To uninstall a module:

```bash
merger --uninstall-module <module_id>
```

To remove all modules:

```bash
merger --uninstall-module *
```

To list installed modules:

```bash
merger --list-modules
```

---

### Custom Parser Implementation Example (PDF)

```python
import logging
from pathlib import Path
from typing import Union, Optional, Any, Set, Type

import fitz

from merger.parsing.parser import Parser


class PdfParser(Parser):
    EXTENSIONS: Set[str] = {".pdf"}
    MAX_BYTES_FOR_VALIDATION: Optional[int] = None

    @classmethod
    def validate(
            cls,
            file_chunk_bytes: Union[bytes, bytearray],
            *,
            file_path: Optional[Path] = None,
            logger: Optional[logging.Logger] = None
    ) -> bool:
        """
        Validate that the given file represents a readable PDF document.

        Args:
            file_chunk_bytes: Binary contents of the file being validated, sufficient to perform validation.
            file_path: Path of the file being validated.
            logger: Optional logger instance for logging.

        Returns:
            bool: True if the file is a readable PDF, False otherwise.
        """
        try:
            with fitz.open(file_path) as doc:
                _ = doc[0]
            return True

        except Exception:
            return False

    @classmethod
    def parse(
            cls,
            file_bytes: Union[bytes, bytearray],
            *,
            file_path: Optional[Path] = None,
            logger: Optional[logging.Logger] = None,
    ) -> str:
        """
        Extracts and concatenates text from all pages of a PDF file.

        Args:
            file_bytes: Binary contents of the file being parsed.
            file_path: Path of the file being parsed.
            logger: ptional logger instance for logging.

        Returns:

        """
        texts = []
        with fitz.open(stream=file_bytes) as doc:
            for page in doc:
                text = page.get_text()
                if text:
                    text = text.replace("\n\n", "")
                    texts.append(text)

        full_text = " ".join(texts)
        return full_text


parser_cls: Type[Parser] = PdfParser
```

> The module **must expose a `parser_cls` object** referencing the parser class.

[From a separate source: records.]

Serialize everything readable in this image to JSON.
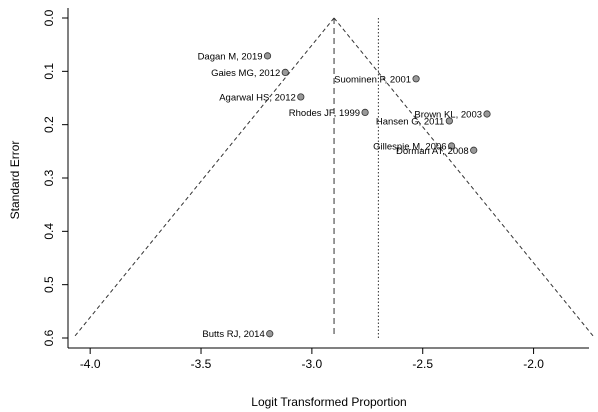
{
  "chart_data": {
    "type": "scatter",
    "subtype": "funnel-plot",
    "xlabel": "Logit Transformed Proportion",
    "ylabel": "Standard Error",
    "xlim": [
      -4.1,
      -1.75
    ],
    "ylim": [
      0.6,
      0.0
    ],
    "y_reversed": true,
    "x_ticks": [
      -4.0,
      -3.5,
      -3.0,
      -2.5,
      -2.0
    ],
    "x_tick_labels": [
      "-4.0",
      "-3.5",
      "-3.0",
      "-2.5",
      "-2.0"
    ],
    "y_ticks": [
      0.0,
      0.1,
      0.2,
      0.3,
      0.4,
      0.5,
      0.6
    ],
    "y_tick_labels": [
      "0.0",
      "0.1",
      "0.2",
      "0.3",
      "0.4",
      "0.5",
      "0.6"
    ],
    "funnel_apex_x": -2.9,
    "funnel_base_y": 0.6,
    "pooled_estimate_x": -2.9,
    "reference_line_x": -2.7,
    "points": [
      {
        "label": "Dagan M, 2019",
        "x": -3.2,
        "y": 0.071,
        "label_anchor": "end"
      },
      {
        "label": "Gaies MG, 2012",
        "x": -3.12,
        "y": 0.102,
        "label_anchor": "end"
      },
      {
        "label": "Suominen P, 2001",
        "x": -2.53,
        "y": 0.114,
        "label_anchor": "end"
      },
      {
        "label": "Agarwal HS, 2012",
        "x": -3.05,
        "y": 0.148,
        "label_anchor": "end"
      },
      {
        "label": "Rhodes JF, 1999",
        "x": -2.76,
        "y": 0.177,
        "label_anchor": "end"
      },
      {
        "label": "Brown KL, 2003",
        "x": -2.21,
        "y": 0.18,
        "label_anchor": "end"
      },
      {
        "label": "Hansen G, 2011",
        "x": -2.38,
        "y": 0.193,
        "label_anchor": "end"
      },
      {
        "label": "Gillespie M, 2006",
        "x": -2.37,
        "y": 0.24,
        "label_anchor": "end"
      },
      {
        "label": "Dorman AT, 2008",
        "x": -2.27,
        "y": 0.248,
        "label_anchor": "end"
      },
      {
        "label": "Butts RJ, 2014",
        "x": -3.19,
        "y": 0.592,
        "label_anchor": "end"
      }
    ]
  }
}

This implementation is available at [`examples/custom_parsers/pdf_parser.py`](examples/custom_parsers/pdf_parser.py).

---

## CLI Options

| Option                   | Description                                                                                 |
|--------------------------|---------------------------------------------------------------------------------------------|
| `input_dir`              | Root directory to scan for files.                                                           |
| `output_path`            | Output directory where the tool writes `merger.<ext>` (default: current directory).         |
| `-e, --exporter`         | Output exporter strategy (e.g., `TREE_PLAIN_TEXT`, `PLAIN_TEXT`, `DIRECTORY_TREE`, `JSON`). |
| `-i, --install-module`   | Install a custom parser module.                                                             |
| `-u, --uninstall-module` | Uninstall a parser module by ID (`*` removes all).                                          |
| `-l, --list-modules`     | List installed parser modules.                                                              |
| `--ignore`               | Glob-style ignore patterns.                                                                 |
| `--merger-ignore`        | File containing glob-style patterns to ignore (default: `./merger.ignore`).                 |
| `--version`              | Show installed version.                                                                     |
| `--log-level`            | Set logging verbosity.                                                                      |

---

## License

This project is licensed under the MIT License — see [LICENSE](LICENSE) for details.